Une course à la direction du Bloc québécois plus tardive permettrait donc d’offrir un répit aux militants souverainistes et d’attendre d’avoir un peu plus de visibilité sur la scène politique, ont fait valoir au Devoir deux bloquistes.

Une source affirme aussi que les candidats ne se bousculent pas aux portes du Bloc pour briguer sa direction. Les finances du parti ne permettent d’offrir qu’un mince salaire à son chef — Pierre Paillé touchait 25 000 $ par année —, et le poste serait peut-être plus attirant si les aspirants-chefs qui ne sont pas députés s’exposaient à ce timide gagne-pain moins longtemps.

Mais le député Xavier Barsalou-Duval, qui songe à briguer la chefferie de son parti, a toujours été d’avis que la course devrait se tenir plus tôt que tard. « Il y a eu une position votée par le conseil général de tenir la course en 2017. Et j’entends défendre cette position, a-t-il réitéré au Devoir vendredi. Un nouveau chef a besoin de temps pour s’établir comme il faut, pour se faire connaître, pour s’habituer au fonctionnement de la culture organisationnelle. […] Ça prend du temps avant d’acquérir de nouveaux réflexes et il faut avoir le temps de s’installer. » Mario Beaulieu avait été élu chef de la formation en juin 2014, soit 14 mois avant que ne soit déclenchée la campagne électorale de l’an dernier, qu’a finalement dirigée Gilles Duceppe en revenant à la chefferie.

Si le bureau national décidait de changer d’avis lui aussi et d’entériner le report de la course à 2018, ce changement devrait ensuite être approuvé par les membres du Bloc au conseil général cet hiver .


Forces et Démocratie n’est plus

Le petit parti Forces et Démocratie, formé par l’ex-bloquiste Jean-François Fortin, n’existera plus. Le commissaire aux élections fédérales a annoncé vendredi avoir informé M. Fortin que la formation sera radiée à compter du 30 septembre.
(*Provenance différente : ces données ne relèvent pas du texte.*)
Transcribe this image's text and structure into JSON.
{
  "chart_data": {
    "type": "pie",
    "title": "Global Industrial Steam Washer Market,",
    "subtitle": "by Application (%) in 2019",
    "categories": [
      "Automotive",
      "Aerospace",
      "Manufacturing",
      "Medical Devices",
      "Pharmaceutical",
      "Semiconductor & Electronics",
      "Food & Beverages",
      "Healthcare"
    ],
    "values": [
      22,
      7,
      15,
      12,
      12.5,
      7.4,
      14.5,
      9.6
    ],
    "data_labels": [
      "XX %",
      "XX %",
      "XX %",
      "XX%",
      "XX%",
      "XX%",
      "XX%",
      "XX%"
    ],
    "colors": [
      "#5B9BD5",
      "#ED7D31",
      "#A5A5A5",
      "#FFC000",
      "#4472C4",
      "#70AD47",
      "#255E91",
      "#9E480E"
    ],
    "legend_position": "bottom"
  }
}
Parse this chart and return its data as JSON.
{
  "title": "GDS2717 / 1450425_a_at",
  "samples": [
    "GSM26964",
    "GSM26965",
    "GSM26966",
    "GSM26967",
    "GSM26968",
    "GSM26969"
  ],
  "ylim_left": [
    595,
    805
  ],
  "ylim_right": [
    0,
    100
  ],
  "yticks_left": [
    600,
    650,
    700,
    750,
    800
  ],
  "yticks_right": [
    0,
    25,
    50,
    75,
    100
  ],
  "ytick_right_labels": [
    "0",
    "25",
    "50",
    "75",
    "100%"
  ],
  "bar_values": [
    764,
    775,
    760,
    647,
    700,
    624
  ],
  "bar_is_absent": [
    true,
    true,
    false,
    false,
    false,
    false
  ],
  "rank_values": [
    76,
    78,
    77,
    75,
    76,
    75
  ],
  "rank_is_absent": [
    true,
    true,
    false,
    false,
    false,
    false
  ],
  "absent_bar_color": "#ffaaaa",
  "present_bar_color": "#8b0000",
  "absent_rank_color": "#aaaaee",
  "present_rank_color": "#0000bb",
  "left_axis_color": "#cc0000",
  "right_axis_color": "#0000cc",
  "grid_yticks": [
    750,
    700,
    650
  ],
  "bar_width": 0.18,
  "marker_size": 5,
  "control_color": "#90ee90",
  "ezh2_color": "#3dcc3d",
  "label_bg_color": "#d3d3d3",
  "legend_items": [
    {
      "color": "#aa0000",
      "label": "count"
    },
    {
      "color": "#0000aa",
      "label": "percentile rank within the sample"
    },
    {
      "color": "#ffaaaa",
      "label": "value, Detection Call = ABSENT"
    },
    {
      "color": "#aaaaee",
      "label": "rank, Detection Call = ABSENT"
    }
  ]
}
Le commissaire, Marc Mayrand, reproche au parti d’avoir enfreint un article de la Loi électorale qui requiert la production d’un document confirmant que « l’un des objectifs essentiels du parti consiste à participer aux affaires publiques en soutenant la candidature et en appuyant l’élection d’un ou de plusieurs de ses membres ». Forces et Démocratie n’avait fait élire aucun de ses 17 candidats (dont 15 au Québec) lors de la dernière élection.

Jean-François Fortin avait créé Forces et Démocratie après avoir claqué la porte du Bloc québécois à la suite de l’élection du chef Mario Beaulieu en 2014, présentant sa nouvelle formation comme un parti voué aux intérêts des régions. Il avait annoncé son retrait de la vie politique en janvier.
1 commentaire
  • Pierre Schneider - Inscrit 10 septembre 2016 07 h 33

    Un chef à la fois

    Laissons d'abord au PQ le temps de se chosir un chef et de lui permettre de mettre en place sa nouvelle direction, ce qui peut prendre quelque temps.

    Les indépendantistes, sollicités financièremen de toutes parts, peuvent attendre 2018 pour le Bloc, d'autant plus que le chef actuel, Rhéal Fortin, accomplit un excellent travail et commence à être connu à travers le Québec et le Canada comme un combattant de l'indépendance qui n'a pas froid aux yeux.

    Faudra aussi que le prochain chef du Bloc soit en harmonie avec celui du Parti québécois.